「この場に居ない人を利用した言い訳は結構。既に裏は取っています。貴方はクララのお母さまに別の方から頼まれ事があると言ってあの場を離れたそうじゃありませんか」

「どうしてそれを? というより、いつの間に奥様に接触をしたというのですか?」

「クララのお母さまと私のお母さまは学生時代の友人関係があって既に繋がりもあった。だから接触も難しくない。そしてその段階から最も容疑者に近かった貴方の事も調べさせて頂きました。当家には優秀な密偵がいますのでね。そしたら何と! 貴方はあのゲンズブール辺境伯領出身だというじゃありませんか」

「わ、私がゲンズブール辺境伯領出身である事がどう魔力暴走事件と関係すると仰るのですか?」

「確かに直接ではありませんね。ただ…… いくつか共通点がありました。その共通点に合致している人物が一人だけいます。それがペトラ…… 貴方なんですよ。

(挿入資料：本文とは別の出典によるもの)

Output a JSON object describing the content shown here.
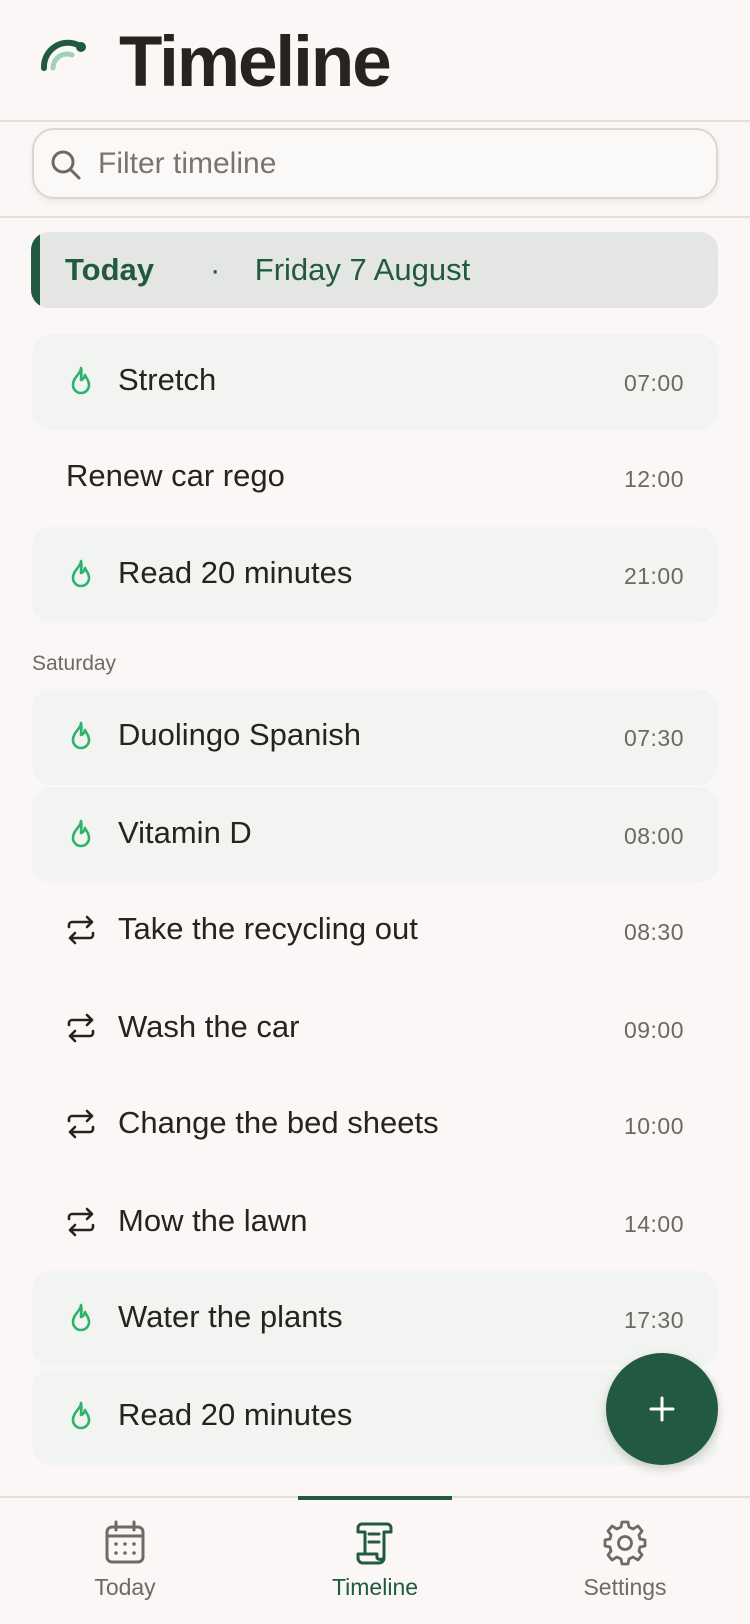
{
  "header": {
    "title": "Timeline",
    "logo_icon": "rainbow-arc-logo"
  },
  "search": {
    "placeholder": "Filter timeline",
    "value": ""
  },
  "today": {
    "label": "Today",
    "separator": "·",
    "date": "Friday 7 August"
  },
  "today_items": [
    {
      "title": "Stretch",
      "time": "07:00",
      "icon": "flame-icon",
      "kind": "habit"
    },
    {
      "title": "Renew car rego",
      "time": "12:00",
      "icon": "",
      "kind": "task"
    },
    {
      "title": "Read 20 minutes",
      "time": "21:00",
      "icon": "flame-icon",
      "kind": "habit"
    }
  ],
  "saturday": {
    "label": "Saturday",
    "items": [
      {
        "title": "Duolingo Spanish",
        "time": "07:30",
        "icon": "flame-icon",
        "kind": "habit"
      },
      {
        "title": "Vitamin D",
        "time": "08:00",
        "icon": "flame-icon",
        "kind": "habit"
      },
      {
        "title": "Take the recycling out",
        "time": "08:30",
        "icon": "repeat-icon",
        "kind": "recurring"
      },
      {
        "title": "Wash the car",
        "time": "09:00",
        "icon": "repeat-icon",
        "kind": "recurring"
      },
      {
        "title": "Change the bed sheets",
        "time": "10:00",
        "icon": "repeat-icon",
        "kind": "recurring"
      },
      {
        "title": "Mow the lawn",
        "time": "14:00",
        "icon": "repeat-icon",
        "kind": "recurring"
      },
      {
        "title": "Water the plants",
        "time": "17:30",
        "icon": "flame-icon",
        "kind": "habit"
      },
      {
        "title": "Read 20 minutes",
        "time": "",
        "icon": "flame-icon",
        "kind": "habit"
      }
    ]
  },
  "fab": {
    "icon": "plus-icon"
  },
  "nav": {
    "items": [
      {
        "label": "Today",
        "icon": "calendar-icon",
        "active": false
      },
      {
        "label": "Timeline",
        "icon": "scroll-icon",
        "active": true
      },
      {
        "label": "Settings",
        "icon": "gear-icon",
        "active": false
      }
    ]
  },
  "colors": {
    "accent": "#215941",
    "flame": "#2fb26a",
    "background": "#faf7f6",
    "habit_row": "#f1f4f1",
    "today_bar": "#e4e6e3"
  }
}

 先程も言いましたが、貴方は魔力についてはまるで理解できていない。ですが、実際あの魔道具の仕組みも知らずにあの魔道具をクララに着けた。
 あれは身に着けた者の魔力を強引に限界を超えて引き出す為の魔道具ですね。恐らくはあの前家庭教師もその事に気付いていたでしょう。だから貴方はあの家庭教師を始末した。

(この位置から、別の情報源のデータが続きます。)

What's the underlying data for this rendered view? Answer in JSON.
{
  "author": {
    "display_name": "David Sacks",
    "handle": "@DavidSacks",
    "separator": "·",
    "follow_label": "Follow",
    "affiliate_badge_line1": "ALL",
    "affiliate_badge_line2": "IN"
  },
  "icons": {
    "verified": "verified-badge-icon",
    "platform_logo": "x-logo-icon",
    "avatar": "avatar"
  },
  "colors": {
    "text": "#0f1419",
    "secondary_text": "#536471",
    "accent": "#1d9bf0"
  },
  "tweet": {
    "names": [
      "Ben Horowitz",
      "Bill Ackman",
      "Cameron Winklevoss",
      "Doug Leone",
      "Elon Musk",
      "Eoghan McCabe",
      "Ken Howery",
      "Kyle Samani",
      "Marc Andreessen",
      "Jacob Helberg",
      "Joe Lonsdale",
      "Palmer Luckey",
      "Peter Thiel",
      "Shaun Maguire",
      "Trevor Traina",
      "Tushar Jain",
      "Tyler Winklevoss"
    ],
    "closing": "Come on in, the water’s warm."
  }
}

 しかし、ここでいくつかの疑問が残ります。魔力に関して素人の貴方が『前家庭教師が気付くかもしれないから始末しよう』という発想にはまず至らないはず。にも関わらず貴方に殺されている。
 ちなみに前家庭教師が殺される直前に貴方が彼に会いに行っていたのを目撃した人物から証言を取っているので言い逃れは出来ませんよ。

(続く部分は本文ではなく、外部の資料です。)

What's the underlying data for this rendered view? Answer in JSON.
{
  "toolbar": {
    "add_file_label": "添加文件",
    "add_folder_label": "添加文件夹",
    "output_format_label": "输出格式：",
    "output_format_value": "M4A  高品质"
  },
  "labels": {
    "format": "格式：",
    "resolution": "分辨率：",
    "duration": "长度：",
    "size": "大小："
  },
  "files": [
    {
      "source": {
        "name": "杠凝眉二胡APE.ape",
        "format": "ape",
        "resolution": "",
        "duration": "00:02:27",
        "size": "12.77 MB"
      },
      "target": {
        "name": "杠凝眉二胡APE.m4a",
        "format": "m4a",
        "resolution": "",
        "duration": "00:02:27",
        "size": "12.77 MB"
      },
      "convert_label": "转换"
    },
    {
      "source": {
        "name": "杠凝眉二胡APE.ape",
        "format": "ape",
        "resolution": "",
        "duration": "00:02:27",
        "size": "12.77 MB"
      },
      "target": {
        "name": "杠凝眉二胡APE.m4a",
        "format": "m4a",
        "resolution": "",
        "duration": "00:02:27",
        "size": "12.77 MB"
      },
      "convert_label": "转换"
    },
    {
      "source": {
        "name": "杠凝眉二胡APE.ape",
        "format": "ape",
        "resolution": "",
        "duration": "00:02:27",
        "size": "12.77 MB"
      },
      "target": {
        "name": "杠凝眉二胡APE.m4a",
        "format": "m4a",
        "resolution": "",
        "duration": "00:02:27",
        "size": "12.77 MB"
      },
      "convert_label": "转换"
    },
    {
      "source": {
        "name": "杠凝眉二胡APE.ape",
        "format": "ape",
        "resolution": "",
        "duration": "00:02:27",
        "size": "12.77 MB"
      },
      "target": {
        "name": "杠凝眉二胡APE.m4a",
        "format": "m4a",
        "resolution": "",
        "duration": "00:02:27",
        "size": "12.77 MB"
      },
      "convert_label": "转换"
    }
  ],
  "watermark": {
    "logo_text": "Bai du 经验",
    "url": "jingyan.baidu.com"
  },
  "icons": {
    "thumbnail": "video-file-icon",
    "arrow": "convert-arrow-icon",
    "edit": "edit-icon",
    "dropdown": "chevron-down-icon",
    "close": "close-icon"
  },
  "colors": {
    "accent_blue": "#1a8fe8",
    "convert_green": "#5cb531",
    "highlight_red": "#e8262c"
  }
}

 何故魔力暴走を引き起こす必要があったのか? あの魔道具をどこから入手したのか? 何故家庭教師を殺す必要があったのか? についてですが、こう仮定すれば答えは出るんですよ。
 
 貴方は誰かにそうする様に命じられていたから…… 
 
 貴方は裏にいる人物にただ言われるがままに渡された魔道具を使ってクララの魔力暴走を引き起こして、家庭教師を殺した。
 
 そしてゲンズブール辺境伯も家庭教師と同様の傷を負っていた事から同じ人物からの依頼で同様の手口で殺した。